By Mikayla van Loon
As a young boy choosing cricket despite growing up in an Irish household, Shane ‘Donna’ Donovan was all in from the moment he stepped foot on the pitch.
The Mooroolbark Cricket Club player has now gone from instrumental team mate and beloved coach to club legend after reaching a milestone of 400 games.
As only the fourth player in Mooroolbark’s club history to do so, Donna said he felt privileged to be among some of the greats, achieving something he never thought possible.
“It wasn’t in my wildest dreams, not as a young fella. It was hard just getting a bowl to start with, you had to earn your stripes,” he said.
“The day (of the 400th) was lovely, which is not something I’d normally say. It’s pretty humbling.
“There were a lot of emotions in joining three club legends. Bob Gatherham, he was my junior administrator and Ian Stewart, who really helped me in the seniors. He’s the first captain who really gave me a go and I learned a lot from him off the field too and Ken (Trollope), goes without saying. He’s an icon.
“So it was pretty humbling, which people here probably don’t expect that word from me.”
Playing in the Fifth XI side on Saturday 11 January, Donna marked the milestone with a guard of honour made up of friends and players, which he walked through alongside his father Jerry who “in the last five years has finally got the grasp of the game”, he said jokingly.
Joining the 400 game club adds to Donna’s other achievement of being the “only man in 138 years to captain three flags”.
On the field, Donna said “I’ll never call myself a batter” but rather “a run scorer or a dirty slogger” and a “slow swing” bowler.
But back in the day he said he became known for his regular commentary on the field.
“He’s very well known for commentating when he bats. Not so much anymore because he doesn’t score as many runs as when he was younger, but people still know him for that,” good friend and fellow player Bryn Griffiths said.
Donna would often tell the other team’s fielders where they should stand to catch him out or give them pointers on bowling while playing, something he said was of course, all in good fun.
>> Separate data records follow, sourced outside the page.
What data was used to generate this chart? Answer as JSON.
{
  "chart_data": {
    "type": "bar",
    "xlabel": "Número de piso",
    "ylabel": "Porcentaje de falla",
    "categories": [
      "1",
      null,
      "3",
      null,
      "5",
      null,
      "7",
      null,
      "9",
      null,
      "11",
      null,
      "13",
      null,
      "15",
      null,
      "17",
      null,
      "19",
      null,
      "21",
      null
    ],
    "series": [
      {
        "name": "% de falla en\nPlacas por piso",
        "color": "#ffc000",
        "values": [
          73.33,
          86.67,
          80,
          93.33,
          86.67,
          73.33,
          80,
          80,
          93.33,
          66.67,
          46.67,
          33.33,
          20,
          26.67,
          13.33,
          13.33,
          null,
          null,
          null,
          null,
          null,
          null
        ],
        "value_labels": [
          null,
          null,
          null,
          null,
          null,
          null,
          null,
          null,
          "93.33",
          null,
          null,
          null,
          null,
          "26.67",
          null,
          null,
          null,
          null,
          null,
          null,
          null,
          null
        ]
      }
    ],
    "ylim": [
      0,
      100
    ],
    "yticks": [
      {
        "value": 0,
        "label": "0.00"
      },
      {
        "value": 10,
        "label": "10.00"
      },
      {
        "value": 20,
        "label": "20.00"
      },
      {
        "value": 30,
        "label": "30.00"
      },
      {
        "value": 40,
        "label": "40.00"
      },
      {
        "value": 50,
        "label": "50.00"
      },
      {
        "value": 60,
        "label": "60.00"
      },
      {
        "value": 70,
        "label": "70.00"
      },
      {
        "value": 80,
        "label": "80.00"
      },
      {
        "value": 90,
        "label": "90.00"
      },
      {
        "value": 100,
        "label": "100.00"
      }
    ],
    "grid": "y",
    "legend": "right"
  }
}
In describing Donna as a player, all Bryn could say was he was “very unique”.
“When he was, probably 20s and 30s and dominating threes and fours, very unique. Not a batsman but a run scorer. He played every ball on its merits, like every ball was a bad ball, so he’d try and belt it over the top of mid wicket and was pretty successful,” he said.
“He was the same as a bowler, pretty confident, swung the ball of heap and the commentary was unique.
“So everyone knew the commentary when he was bowling. If it was a good ball and even if they played a good shot, it’d be ‘ah he’s played a good ball well’. In the batting, every ball was just commentated, where he got, he’d tell them where to bowl the next one or tell them where to put the fielder.”
Seeing the ups and downs of the club when team numbers were limited and the strength of club stalwarts to turn it around, Donna said has made for an incredible environment.
While still enjoying his playing days, Donna has mostly turned his attention to coaching the juniors for 11 years and running the blasters program for 17 seasons.
“Some of these kids are cricket mad, and for that hour (in blasters), you want to make it the best experience for them,” Donna said.
“And then what happens when they come along and play under 10s or under 12s, we’re the first meeting point in the club for the parents and you want them to go, ‘oh, wow, this is great’.”
For Bryn, that’s where Donna has made the biggest impression on the club – supporting the youngest players through the club, especially as they make their debut in seniors.
“He won’t say it but that’d be one of the biggest things we praise him on. So blokes ranging from 16,17, now up to 44, 45 have come through under 16s with him as a mentor.
“There’s a bit of a big step coming from being protected in juniors to playing with men against men away from mum and dad and all that sort of thing.
“And he’s been really brilliant over about 30 years of bringing all those kids through, so a scattering of people, from a from my age down to 15, 16, we’ve all gone through that same journey of coming out of under 16s playing in the threes or fours with Donna, getting introduced to senior cricket and senior teams.”
But more than teaching the next generation of cricketers, Donna said it’s the people, the friendships and camaraderie that keeps him hooked and involved.
“Everyone should feel blessed. So every morning you wake up, it’s a good morning, even if it seemed bad at the time, but we’re pretty blessed to be able to do this.”